Um "lindooo" levemente mais economico era o silvo das bem mais jovens, poucas, alias, numa plateia, digamos, bem madura, folhas e folhas de calendarios. As raras gazelas viam pela primeira vez um Chico ao vivo. Algumas estavam com os pais; outras, raparigas em flor, faziam companhia a "tiozinhos" galas viciados num lolitismo sem culpa, como se o vico da pele fosse uma especie de "Cocoon" (vide o filme) d'alma. Acostumadas a shows em pe, para dançar, essas Renatas Marias esqueceram por uma noite o rock'n'roll e levaram para casa, beleza roubada pelas maquininhas digitais, os olhos verdes do cantor.

O "lindu" sincopado, quase um adulterio cometido com o leve bater dos labios, era o "lindu" de comportadas senhoras caidas sobre o peito de senhores austeros, austeros paulistas com cara de marido, diga-se. Gritavam e davam aquela olhadinha para conferir se estava tudo bem, tudo certo com eles. E Chico, meu bem, me perdoa por te trair, pareciam a dizer em sussuros imaginarios. Sem drama, aquele show era um prenuncio do mal, a promessa de felicidade mais tarde, eles sabiam que elas iriam fechar os olhos e pensar mesmo n'outro no leito, que mal faz uma vez e nada mais?!.

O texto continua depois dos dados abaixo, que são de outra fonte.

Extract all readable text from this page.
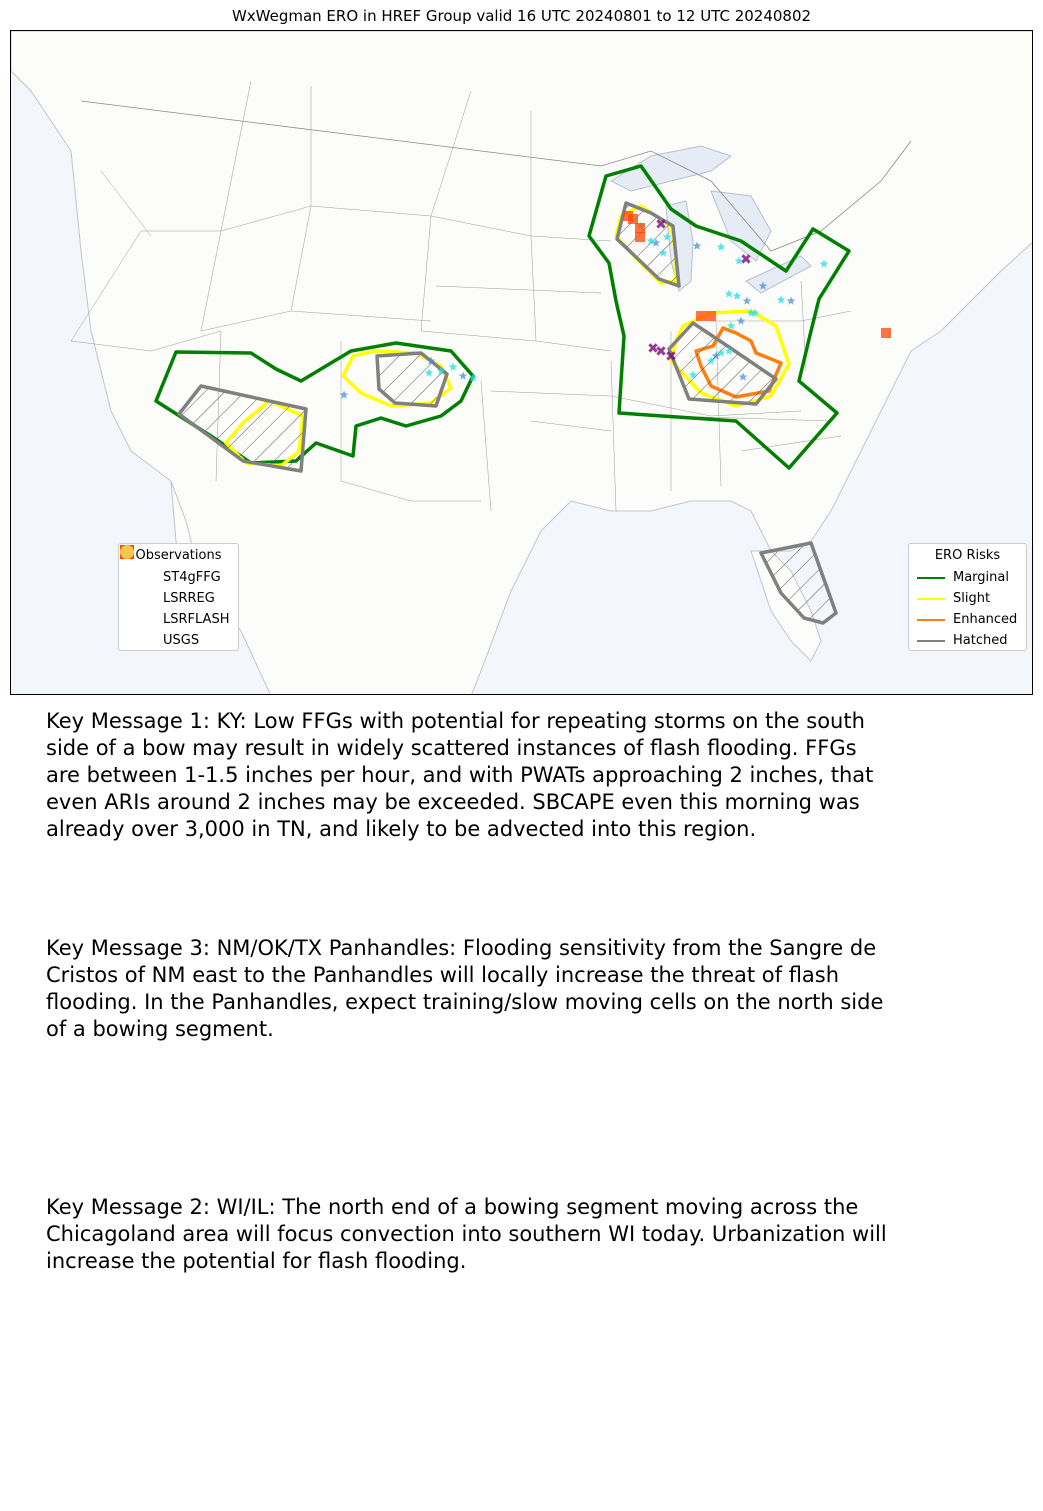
WxWegman ERO in HREF Group valid 16 UTC 20240801 to 12 UTC 20240802
✖
✖
✖
✖
✖
Observations
ST4gFFG
LSRREG
LSRFLASH
USGS
ERO Risks
Marginal
Slight
Enhanced
Hatched
Key Message 1: KY: Low FFGs with potential for repeating storms on the south
side of a bow may result in widely scattered instances of flash flooding. FFGs
are between 1-1.5 inches per hour, and with PWATs approaching 2 inches, that
even ARIs around 2 inches may be exceeded. SBCAPE even this morning was
already over 3,000 in TN, and likely to be advected into this region.
Key Message 3: NM/OK/TX Panhandles: Flooding sensitivity from the Sangre de
Cristos of NM east to the Panhandles will locally increase the threat of flash
flooding. In the Panhandles, expect training/slow moving cells on the north side
of a bowing segment.
Key Message 2: WI/IL: The north end of a bowing segment moving across the
Chicagoland area will focus convection into southern WI today. Urbanization will
increase the potential for flash flooding.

"Imagina" (Tom Jobim/Chico, 1983). Julia, a moça da mesa ao lado, uma mulher de 30 anos, vestes negras e emagrecedoras, perfume de quem saiu de casa com maus pensamentos, esvazia a taça de vinho e, temente aos ceus, sibila: "Que homem e esse, meu Deus!". A amiga, Clara ou Carla, nao consegui ouvir direito, so sei que ela faz cinema, indaga: "Fazia?" _de "fazer", fazer mesmo, que no glossarios dos amores liquidos de hoje significa mais ou menos o que você neste exato instante imagina.

Para cada lindooooooo, lindooo e lindu, um "uhuuuu" bem mais grave, aquele que sai, meio selvagem, com aroma mal-intencionado de prosseco italiano, da garganta profunda das belas moças. Como o grito de guerra constante de Maria Paula, a do "Casseta", carinhosamente abrigada no peito do fofo marido de linhagem Matarazzo.

Sim, muito "Chico, eu te amo" pipocando de todos os cantos do salao. "Palavra de Mulher" (de lavra propria, 1985) soa como um "sim" no altar naquela hora.

E so na vigesima primeira cancao, a lei mais explicita e almodovariana do desejo prevalece, impera e ganha voz: "Chico, eu quero dar pra vocee!!!" Finalmente a vontade coletiva de todas as femeas daquele ambiente familiar virava um desavergonhado manifesto escrito a batom e coragem.

"So voce que quer, e, minha filha!?", cutucou a amiga de cujos cantos dos labios escorria, desavergonhadamente, a bela baba de moça num cio inadministravel.

"Sua cadela!", provocou a terceira, uma bela renascentista, carne alva saltando de dentro das vestes. Como elas se divertiam! Que graca uma mesa de mulheres brincando com o desejo como quem pula jogo de amarelinha ou danca, de vestidinho sem nada por baixo, na chuva.

Os homens mantinham um respeitoso silencio, o silencio do ciume discreto. Quase como dissessem, em coro, um saudavel "com Chico, pode".

Sim, como estamos em Sao Paulo, tinha um japones atras de mim, como na vigesima quinta cancao, "Bye Bye Brasil" (1979), a do filme do mesmo nome. O japones, a mulher do japones e a linda filha do japones, que parecia saida das paginas de "A Casa das Belas Adormecidas", livro de Yasunari Kawabata. Naquela mesa não se ouviu um tipo de "lindo" sequer. "Uhuuu", idem ibidem, nem pensar.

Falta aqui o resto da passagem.